In the previous you did "init".  What is the reason why you do
another in the same directory?

Rather, do things perhaps like this?

	git init test-add-asterisk &&
	(
		cd test-add-asterisk &&
                prepare_test_files &&
		git add \* &&
		cat >expect <<-\EOF &&
		*
		**
		?
		...
		EOF
		git ls-files >actual &&
		test_cmp expect actual
	)

That way, each test will be more independent from other tests.

Also unless you have to test with large quantity of data and want to
remove them from the disk as soon as you are done, do not sprinkle
your test with unnecessary "remove the repository and test data"
code.  It is easier when tests do break if you leave them be.
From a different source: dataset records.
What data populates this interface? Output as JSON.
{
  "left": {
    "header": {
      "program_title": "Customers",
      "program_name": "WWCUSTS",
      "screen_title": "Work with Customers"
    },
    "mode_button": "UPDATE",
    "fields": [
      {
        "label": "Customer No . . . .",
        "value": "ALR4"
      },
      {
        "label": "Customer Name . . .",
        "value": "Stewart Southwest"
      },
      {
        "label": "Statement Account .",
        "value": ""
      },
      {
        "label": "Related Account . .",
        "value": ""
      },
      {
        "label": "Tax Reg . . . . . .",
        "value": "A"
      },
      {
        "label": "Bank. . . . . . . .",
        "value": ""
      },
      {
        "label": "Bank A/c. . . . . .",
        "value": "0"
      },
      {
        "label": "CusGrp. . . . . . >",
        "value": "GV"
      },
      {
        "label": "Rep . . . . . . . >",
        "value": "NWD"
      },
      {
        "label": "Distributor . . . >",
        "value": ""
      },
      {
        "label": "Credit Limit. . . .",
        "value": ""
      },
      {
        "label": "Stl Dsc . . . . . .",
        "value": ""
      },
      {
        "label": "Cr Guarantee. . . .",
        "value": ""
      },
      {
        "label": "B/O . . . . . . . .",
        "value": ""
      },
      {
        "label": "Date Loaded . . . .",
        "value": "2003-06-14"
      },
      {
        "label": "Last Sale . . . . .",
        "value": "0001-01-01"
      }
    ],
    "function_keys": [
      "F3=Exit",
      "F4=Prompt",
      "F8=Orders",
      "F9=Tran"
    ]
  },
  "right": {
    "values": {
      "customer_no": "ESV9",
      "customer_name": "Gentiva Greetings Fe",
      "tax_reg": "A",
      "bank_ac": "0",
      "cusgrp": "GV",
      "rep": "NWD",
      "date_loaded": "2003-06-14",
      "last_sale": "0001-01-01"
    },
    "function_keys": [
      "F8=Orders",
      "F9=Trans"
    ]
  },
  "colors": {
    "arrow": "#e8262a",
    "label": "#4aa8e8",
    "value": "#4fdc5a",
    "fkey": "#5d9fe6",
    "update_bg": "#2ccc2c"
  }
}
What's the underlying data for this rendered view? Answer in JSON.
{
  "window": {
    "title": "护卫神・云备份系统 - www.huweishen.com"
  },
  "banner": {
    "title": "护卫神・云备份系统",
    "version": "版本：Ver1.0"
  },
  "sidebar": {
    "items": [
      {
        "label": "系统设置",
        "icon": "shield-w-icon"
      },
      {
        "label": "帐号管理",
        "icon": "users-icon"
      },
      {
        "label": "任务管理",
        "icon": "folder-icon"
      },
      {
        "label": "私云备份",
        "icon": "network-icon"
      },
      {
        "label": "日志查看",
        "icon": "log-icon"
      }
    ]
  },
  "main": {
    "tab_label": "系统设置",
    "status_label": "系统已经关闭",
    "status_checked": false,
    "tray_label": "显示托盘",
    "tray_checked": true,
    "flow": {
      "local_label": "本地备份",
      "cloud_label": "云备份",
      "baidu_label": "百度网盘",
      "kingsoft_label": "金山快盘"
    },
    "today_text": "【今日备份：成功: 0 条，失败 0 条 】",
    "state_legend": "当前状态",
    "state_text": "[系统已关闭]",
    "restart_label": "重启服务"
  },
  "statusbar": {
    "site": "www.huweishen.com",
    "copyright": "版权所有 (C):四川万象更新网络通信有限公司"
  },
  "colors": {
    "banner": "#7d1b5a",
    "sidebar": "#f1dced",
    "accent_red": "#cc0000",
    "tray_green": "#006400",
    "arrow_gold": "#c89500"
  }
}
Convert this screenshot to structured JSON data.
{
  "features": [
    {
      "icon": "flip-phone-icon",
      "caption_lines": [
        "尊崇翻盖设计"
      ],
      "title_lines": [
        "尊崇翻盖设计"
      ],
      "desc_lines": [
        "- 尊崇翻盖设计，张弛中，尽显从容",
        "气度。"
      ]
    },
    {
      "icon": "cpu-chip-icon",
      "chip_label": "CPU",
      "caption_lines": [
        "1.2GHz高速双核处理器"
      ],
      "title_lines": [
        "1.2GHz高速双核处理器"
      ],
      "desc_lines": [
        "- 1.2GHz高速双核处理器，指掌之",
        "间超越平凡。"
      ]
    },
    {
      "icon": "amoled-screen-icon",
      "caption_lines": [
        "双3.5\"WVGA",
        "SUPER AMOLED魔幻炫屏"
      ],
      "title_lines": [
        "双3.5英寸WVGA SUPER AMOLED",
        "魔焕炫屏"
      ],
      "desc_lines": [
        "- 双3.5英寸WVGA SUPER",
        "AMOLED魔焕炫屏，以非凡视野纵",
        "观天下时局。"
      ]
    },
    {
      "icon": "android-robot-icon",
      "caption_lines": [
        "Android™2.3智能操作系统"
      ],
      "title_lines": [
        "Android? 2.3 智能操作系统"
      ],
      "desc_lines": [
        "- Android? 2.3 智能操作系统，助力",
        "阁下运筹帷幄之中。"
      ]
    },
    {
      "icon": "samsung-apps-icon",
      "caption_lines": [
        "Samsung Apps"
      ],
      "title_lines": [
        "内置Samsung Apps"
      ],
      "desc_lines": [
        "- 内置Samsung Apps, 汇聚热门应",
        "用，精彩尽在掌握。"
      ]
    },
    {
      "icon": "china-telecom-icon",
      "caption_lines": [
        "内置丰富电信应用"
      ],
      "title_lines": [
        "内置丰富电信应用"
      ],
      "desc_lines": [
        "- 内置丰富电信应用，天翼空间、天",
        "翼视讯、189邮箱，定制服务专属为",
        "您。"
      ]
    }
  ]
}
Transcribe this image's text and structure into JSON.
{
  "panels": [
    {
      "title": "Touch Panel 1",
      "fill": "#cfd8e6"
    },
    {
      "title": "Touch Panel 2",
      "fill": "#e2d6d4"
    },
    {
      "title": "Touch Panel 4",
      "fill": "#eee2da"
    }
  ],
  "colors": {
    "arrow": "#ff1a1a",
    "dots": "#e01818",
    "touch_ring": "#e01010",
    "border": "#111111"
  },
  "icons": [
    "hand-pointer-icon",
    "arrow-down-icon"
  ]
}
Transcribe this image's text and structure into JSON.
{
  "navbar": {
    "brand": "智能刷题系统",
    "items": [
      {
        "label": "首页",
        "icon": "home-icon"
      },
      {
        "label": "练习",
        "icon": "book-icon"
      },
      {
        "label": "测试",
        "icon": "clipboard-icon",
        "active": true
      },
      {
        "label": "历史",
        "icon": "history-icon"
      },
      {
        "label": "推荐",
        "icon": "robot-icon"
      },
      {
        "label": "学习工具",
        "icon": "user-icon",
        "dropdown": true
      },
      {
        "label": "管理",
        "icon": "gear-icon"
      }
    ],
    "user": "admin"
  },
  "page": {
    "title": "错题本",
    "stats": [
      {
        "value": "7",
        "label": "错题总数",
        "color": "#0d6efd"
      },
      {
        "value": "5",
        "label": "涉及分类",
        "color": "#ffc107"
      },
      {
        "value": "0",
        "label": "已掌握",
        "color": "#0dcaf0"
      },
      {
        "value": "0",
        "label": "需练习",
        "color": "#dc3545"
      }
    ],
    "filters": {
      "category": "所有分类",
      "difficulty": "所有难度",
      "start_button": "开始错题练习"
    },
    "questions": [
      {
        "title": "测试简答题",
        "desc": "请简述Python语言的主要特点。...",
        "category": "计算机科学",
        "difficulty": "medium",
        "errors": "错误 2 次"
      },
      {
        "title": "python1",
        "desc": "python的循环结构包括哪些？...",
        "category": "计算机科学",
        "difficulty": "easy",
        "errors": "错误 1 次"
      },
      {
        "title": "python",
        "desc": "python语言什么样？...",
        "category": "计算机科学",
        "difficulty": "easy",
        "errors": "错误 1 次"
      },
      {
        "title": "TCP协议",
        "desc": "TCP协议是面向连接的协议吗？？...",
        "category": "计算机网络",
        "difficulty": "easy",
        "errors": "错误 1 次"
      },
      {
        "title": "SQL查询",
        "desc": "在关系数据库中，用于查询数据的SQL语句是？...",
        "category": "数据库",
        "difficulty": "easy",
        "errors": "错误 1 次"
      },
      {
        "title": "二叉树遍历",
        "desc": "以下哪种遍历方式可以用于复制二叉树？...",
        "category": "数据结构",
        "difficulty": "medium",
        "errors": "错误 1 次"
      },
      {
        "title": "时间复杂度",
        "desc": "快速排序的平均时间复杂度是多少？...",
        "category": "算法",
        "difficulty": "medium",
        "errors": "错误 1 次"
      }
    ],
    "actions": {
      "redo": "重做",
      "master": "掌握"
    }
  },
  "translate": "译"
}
Also notice the use of "-" prefix to cause the leading tabs stripped
from the HERE-DOC lines, and quoting of EOF (here I used \EOF for
brevity and because it is customary to do so but you could use "EOF"
or 'EOF') that causes the HERE-DOC text to taken literally.  They
are both conventions used in this project to make the here-doc text
easier to read.

The prepare_test_files helper may do

	prepare_test_files () {
		for f in "*" "?" "[abc]" "f*" ...
		do
			>"$f" || return
		done
	}	

I'll stop here.

Thanks.